Greve de Professores em Curitiba e Seus Efeitos na Comunidade Escolar
Na manhã desta quarta-feira (8), muitos pais da rede municipal de Curitiba levaram seus filhos para as escolas como de costume, mesmo diante da greve convocada pelo magistério. A paralisação, no entanto, foi considerada ilegal pela Justiça, que impôs uma multa diária de até R$ 100 mil ao sindicato caso a decisão não fosse respeitada.
Em várias localidades da cidade, o clima foi de funcionamento parcial e incerteza. Na Escola Municipal Mirazinha Braga, no Bom Retiro, uma mãe comentou que a orientação recebida foi de que as aulas continuariam normalmente. “Disseram que era pra ter aula normal porque não informaram os pais de que não teria aula. Nem todos os professores aderiram à greve. Poucos não vão vir”, relatou.
Na Escola de Ensino Fundamental Professor José Wanderley Dias, localizada no Barreirinha, um funcionário afirmou que muitos professores estavam presentes e que, assim, os alunos estavam sendo levados normalmente pelos pais.

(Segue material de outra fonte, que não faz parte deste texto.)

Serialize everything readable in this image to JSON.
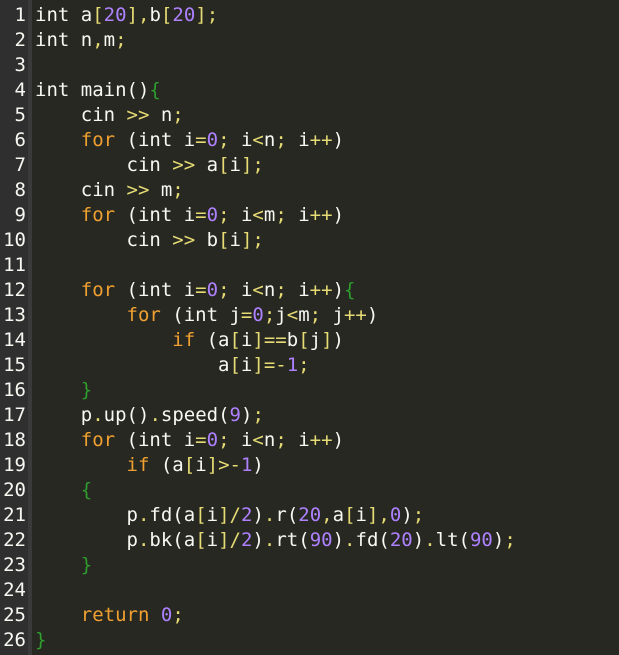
{
  "editor": {
    "lines": [
      {
        "number": "1",
        "tokens": [
          {
            "t": "int ",
            "k": "id"
          },
          {
            "t": "a",
            "k": "id"
          },
          {
            "t": "[",
            "k": "op"
          },
          {
            "t": "20",
            "k": "num"
          },
          {
            "t": "]",
            "k": "op"
          },
          {
            "t": ",",
            "k": "op"
          },
          {
            "t": "b",
            "k": "id"
          },
          {
            "t": "[",
            "k": "op"
          },
          {
            "t": "20",
            "k": "num"
          },
          {
            "t": "]",
            "k": "op"
          },
          {
            "t": ";",
            "k": "op"
          }
        ]
      },
      {
        "number": "2",
        "tokens": [
          {
            "t": "int ",
            "k": "id"
          },
          {
            "t": "n",
            "k": "id"
          },
          {
            "t": ",",
            "k": "op"
          },
          {
            "t": "m",
            "k": "id"
          },
          {
            "t": ";",
            "k": "op"
          }
        ]
      },
      {
        "number": "3",
        "tokens": []
      },
      {
        "number": "4",
        "tokens": [
          {
            "t": "int ",
            "k": "id"
          },
          {
            "t": "main",
            "k": "id"
          },
          {
            "t": "()",
            "k": "pun"
          },
          {
            "t": "{",
            "k": "brace"
          }
        ]
      },
      {
        "number": "5",
        "tokens": [
          {
            "t": "    cin ",
            "k": "id"
          },
          {
            "t": ">>",
            "k": "op"
          },
          {
            "t": " n",
            "k": "id"
          },
          {
            "t": ";",
            "k": "op"
          }
        ]
      },
      {
        "number": "6",
        "tokens": [
          {
            "t": "    ",
            "k": "ws"
          },
          {
            "t": "for",
            "k": "kw"
          },
          {
            "t": " (int i",
            "k": "id"
          },
          {
            "t": "=",
            "k": "op"
          },
          {
            "t": "0",
            "k": "num"
          },
          {
            "t": "; ",
            "k": "op"
          },
          {
            "t": "i",
            "k": "id"
          },
          {
            "t": "<",
            "k": "op"
          },
          {
            "t": "n",
            "k": "id"
          },
          {
            "t": "; ",
            "k": "op"
          },
          {
            "t": "i",
            "k": "id"
          },
          {
            "t": "++",
            "k": "op"
          },
          {
            "t": ")",
            "k": "pun"
          }
        ]
      },
      {
        "number": "7",
        "tokens": [
          {
            "t": "        cin ",
            "k": "id"
          },
          {
            "t": ">>",
            "k": "op"
          },
          {
            "t": " a",
            "k": "id"
          },
          {
            "t": "[",
            "k": "op"
          },
          {
            "t": "i",
            "k": "id"
          },
          {
            "t": "]",
            "k": "op"
          },
          {
            "t": ";",
            "k": "op"
          }
        ]
      },
      {
        "number": "8",
        "tokens": [
          {
            "t": "    cin ",
            "k": "id"
          },
          {
            "t": ">>",
            "k": "op"
          },
          {
            "t": " m",
            "k": "id"
          },
          {
            "t": ";",
            "k": "op"
          }
        ]
      },
      {
        "number": "9",
        "tokens": [
          {
            "t": "    ",
            "k": "ws"
          },
          {
            "t": "for",
            "k": "kw"
          },
          {
            "t": " (int i",
            "k": "id"
          },
          {
            "t": "=",
            "k": "op"
          },
          {
            "t": "0",
            "k": "num"
          },
          {
            "t": "; ",
            "k": "op"
          },
          {
            "t": "i",
            "k": "id"
          },
          {
            "t": "<",
            "k": "op"
          },
          {
            "t": "m",
            "k": "id"
          },
          {
            "t": "; ",
            "k": "op"
          },
          {
            "t": "i",
            "k": "id"
          },
          {
            "t": "++",
            "k": "op"
          },
          {
            "t": ")",
            "k": "pun"
          }
        ]
      },
      {
        "number": "10",
        "tokens": [
          {
            "t": "        cin ",
            "k": "id"
          },
          {
            "t": ">>",
            "k": "op"
          },
          {
            "t": " b",
            "k": "id"
          },
          {
            "t": "[",
            "k": "op"
          },
          {
            "t": "i",
            "k": "id"
          },
          {
            "t": "]",
            "k": "op"
          },
          {
            "t": ";",
            "k": "op"
          }
        ]
      },
      {
        "number": "11",
        "tokens": []
      },
      {
        "number": "12",
        "tokens": [
          {
            "t": "    ",
            "k": "ws"
          },
          {
            "t": "for",
            "k": "kw"
          },
          {
            "t": " (int i",
            "k": "id"
          },
          {
            "t": "=",
            "k": "op"
          },
          {
            "t": "0",
            "k": "num"
          },
          {
            "t": "; ",
            "k": "op"
          },
          {
            "t": "i",
            "k": "id"
          },
          {
            "t": "<",
            "k": "op"
          },
          {
            "t": "n",
            "k": "id"
          },
          {
            "t": "; ",
            "k": "op"
          },
          {
            "t": "i",
            "k": "id"
          },
          {
            "t": "++",
            "k": "op"
          },
          {
            "t": ")",
            "k": "pun"
          },
          {
            "t": "{",
            "k": "brace"
          }
        ]
      },
      {
        "number": "13",
        "tokens": [
          {
            "t": "        ",
            "k": "ws"
          },
          {
            "t": "for",
            "k": "kw"
          },
          {
            "t": " (int j",
            "k": "id"
          },
          {
            "t": "=",
            "k": "op"
          },
          {
            "t": "0",
            "k": "num"
          },
          {
            "t": ";",
            "k": "op"
          },
          {
            "t": "j",
            "k": "id"
          },
          {
            "t": "<",
            "k": "op"
          },
          {
            "t": "m",
            "k": "id"
          },
          {
            "t": "; ",
            "k": "op"
          },
          {
            "t": "j",
            "k": "id"
          },
          {
            "t": "++",
            "k": "op"
          },
          {
            "t": ")",
            "k": "pun"
          }
        ]
      },
      {
        "number": "14",
        "tokens": [
          {
            "t": "            ",
            "k": "ws"
          },
          {
            "t": "if",
            "k": "kw"
          },
          {
            "t": " (a",
            "k": "id"
          },
          {
            "t": "[",
            "k": "op"
          },
          {
            "t": "i",
            "k": "id"
          },
          {
            "t": "]==",
            "k": "op"
          },
          {
            "t": "b",
            "k": "id"
          },
          {
            "t": "[",
            "k": "op"
          },
          {
            "t": "j",
            "k": "id"
          },
          {
            "t": "]",
            "k": "op"
          },
          {
            "t": ")",
            "k": "pun"
          }
        ]
      },
      {
        "number": "15",
        "tokens": [
          {
            "t": "                a",
            "k": "id"
          },
          {
            "t": "[",
            "k": "op"
          },
          {
            "t": "i",
            "k": "id"
          },
          {
            "t": "]=-",
            "k": "op"
          },
          {
            "t": "1",
            "k": "num"
          },
          {
            "t": ";",
            "k": "op"
          }
        ]
      },
      {
        "number": "16",
        "tokens": [
          {
            "t": "    ",
            "k": "ws"
          },
          {
            "t": "}",
            "k": "brace"
          }
        ]
      },
      {
        "number": "17",
        "tokens": [
          {
            "t": "    p",
            "k": "id"
          },
          {
            "t": ".",
            "k": "op"
          },
          {
            "t": "up",
            "k": "id"
          },
          {
            "t": "()",
            "k": "pun"
          },
          {
            "t": ".",
            "k": "op"
          },
          {
            "t": "speed",
            "k": "id"
          },
          {
            "t": "(",
            "k": "pun"
          },
          {
            "t": "9",
            "k": "num"
          },
          {
            "t": ")",
            "k": "pun"
          },
          {
            "t": ";",
            "k": "op"
          }
        ]
      },
      {
        "number": "18",
        "tokens": [
          {
            "t": "    ",
            "k": "ws"
          },
          {
            "t": "for",
            "k": "kw"
          },
          {
            "t": " (int i",
            "k": "id"
          },
          {
            "t": "=",
            "k": "op"
          },
          {
            "t": "0",
            "k": "num"
          },
          {
            "t": "; ",
            "k": "op"
          },
          {
            "t": "i",
            "k": "id"
          },
          {
            "t": "<",
            "k": "op"
          },
          {
            "t": "n",
            "k": "id"
          },
          {
            "t": "; ",
            "k": "op"
          },
          {
            "t": "i",
            "k": "id"
          },
          {
            "t": "++",
            "k": "op"
          },
          {
            "t": ")",
            "k": "pun"
          }
        ]
      },
      {
        "number": "19",
        "tokens": [
          {
            "t": "        ",
            "k": "ws"
          },
          {
            "t": "if",
            "k": "kw"
          },
          {
            "t": " (a",
            "k": "id"
          },
          {
            "t": "[",
            "k": "op"
          },
          {
            "t": "i",
            "k": "id"
          },
          {
            "t": "]>-",
            "k": "op"
          },
          {
            "t": "1",
            "k": "num"
          },
          {
            "t": ")",
            "k": "pun"
          }
        ]
      },
      {
        "number": "20",
        "tokens": [
          {
            "t": "    ",
            "k": "ws"
          },
          {
            "t": "{",
            "k": "brace"
          }
        ]
      },
      {
        "number": "21",
        "tokens": [
          {
            "t": "        p",
            "k": "id"
          },
          {
            "t": ".",
            "k": "op"
          },
          {
            "t": "fd",
            "k": "id"
          },
          {
            "t": "(",
            "k": "pun"
          },
          {
            "t": "a",
            "k": "id"
          },
          {
            "t": "[",
            "k": "op"
          },
          {
            "t": "i",
            "k": "id"
          },
          {
            "t": "]/",
            "k": "op"
          },
          {
            "t": "2",
            "k": "num"
          },
          {
            "t": ")",
            "k": "pun"
          },
          {
            "t": ".",
            "k": "op"
          },
          {
            "t": "r",
            "k": "id"
          },
          {
            "t": "(",
            "k": "pun"
          },
          {
            "t": "20",
            "k": "num"
          },
          {
            "t": ",",
            "k": "op"
          },
          {
            "t": "a",
            "k": "id"
          },
          {
            "t": "[",
            "k": "op"
          },
          {
            "t": "i",
            "k": "id"
          },
          {
            "t": "],",
            "k": "op"
          },
          {
            "t": "0",
            "k": "num"
          },
          {
            "t": ")",
            "k": "pun"
          },
          {
            "t": ";",
            "k": "op"
          }
        ]
      },
      {
        "number": "22",
        "tokens": [
          {
            "t": "        p",
            "k": "id"
          },
          {
            "t": ".",
            "k": "op"
          },
          {
            "t": "bk",
            "k": "id"
          },
          {
            "t": "(",
            "k": "pun"
          },
          {
            "t": "a",
            "k": "id"
          },
          {
            "t": "[",
            "k": "op"
          },
          {
            "t": "i",
            "k": "id"
          },
          {
            "t": "]/",
            "k": "op"
          },
          {
            "t": "2",
            "k": "num"
          },
          {
            "t": ")",
            "k": "pun"
          },
          {
            "t": ".",
            "k": "op"
          },
          {
            "t": "rt",
            "k": "id"
          },
          {
            "t": "(",
            "k": "pun"
          },
          {
            "t": "90",
            "k": "num"
          },
          {
            "t": ")",
            "k": "pun"
          },
          {
            "t": ".",
            "k": "op"
          },
          {
            "t": "fd",
            "k": "id"
          },
          {
            "t": "(",
            "k": "pun"
          },
          {
            "t": "20",
            "k": "num"
          },
          {
            "t": ")",
            "k": "pun"
          },
          {
            "t": ".",
            "k": "op"
          },
          {
            "t": "lt",
            "k": "id"
          },
          {
            "t": "(",
            "k": "pun"
          },
          {
            "t": "90",
            "k": "num"
          },
          {
            "t": ")",
            "k": "pun"
          },
          {
            "t": ";",
            "k": "op"
          }
        ]
      },
      {
        "number": "23",
        "tokens": [
          {
            "t": "    ",
            "k": "ws"
          },
          {
            "t": "}",
            "k": "brace"
          }
        ]
      },
      {
        "number": "24",
        "tokens": []
      },
      {
        "number": "25",
        "tokens": [
          {
            "t": "    ",
            "k": "ws"
          },
          {
            "t": "return",
            "k": "kw"
          },
          {
            "t": " ",
            "k": "ws"
          },
          {
            "t": "0",
            "k": "num"
          },
          {
            "t": ";",
            "k": "op"
          }
        ]
      },
      {
        "number": "26",
        "tokens": [
          {
            "t": "}",
            "k": "brace"
          }
        ]
      }
    ]
  }
}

Na Escola Municipal Romário Martins, no Cachoeira, a decisão dos responsáveis também foi pragmática. “Minha esposa e eu trabalhamos e temos que deixar na escola”, contou um pai, refletindo a realidade de muitos que não têm alternativas.
No entanto, em um CMEI (Centro Municipal de Educação Infantil) no Centro Cívico, a situação se mostrou mais complicada. Um pai informou que a direção do local comunicou que apenas quatro das 21 professoras estariam disponíveis. “Eles vão juntar os alunos, os maiores com os menores”, explicou.
Motivos da Greve e Reações do Sindicato
A greve foi decidida em assembleia realizada com mais de 2,5 mil professores, que rejeitaram a proposta oferecida pela Prefeitura de Curitiba. De acordo com o Sindicato dos Servidores do Magistério Municipal de Curitiba (Sismmac), a oferta foi considerada “insuficiente”, levando ao início da paralisação.
Os educadores exigem avanços nas suas carreiras, melhores condições de trabalho e um aumento em seus salários. Segundo o sindicato, muitos professores estão há mais de uma década sem progressão na carreira, e enfrentam problemas como salas de aula superlotadas e a falta de profissionais de apoio.
Decisão Judicial e Consequências
Logo após o anúncio da greve, o Tribunal de Justiça do Paraná (TJPR) classificou o movimento como ilegal. Em uma decisão liminar, o desembargador Ramon de Medeiros Nogueira observou que as negociações não foram esgotadas e que não havia garantias de manutenção de serviços essenciais. Além disso, a comunicação do movimento não seguiu o prazo mínimo exigido.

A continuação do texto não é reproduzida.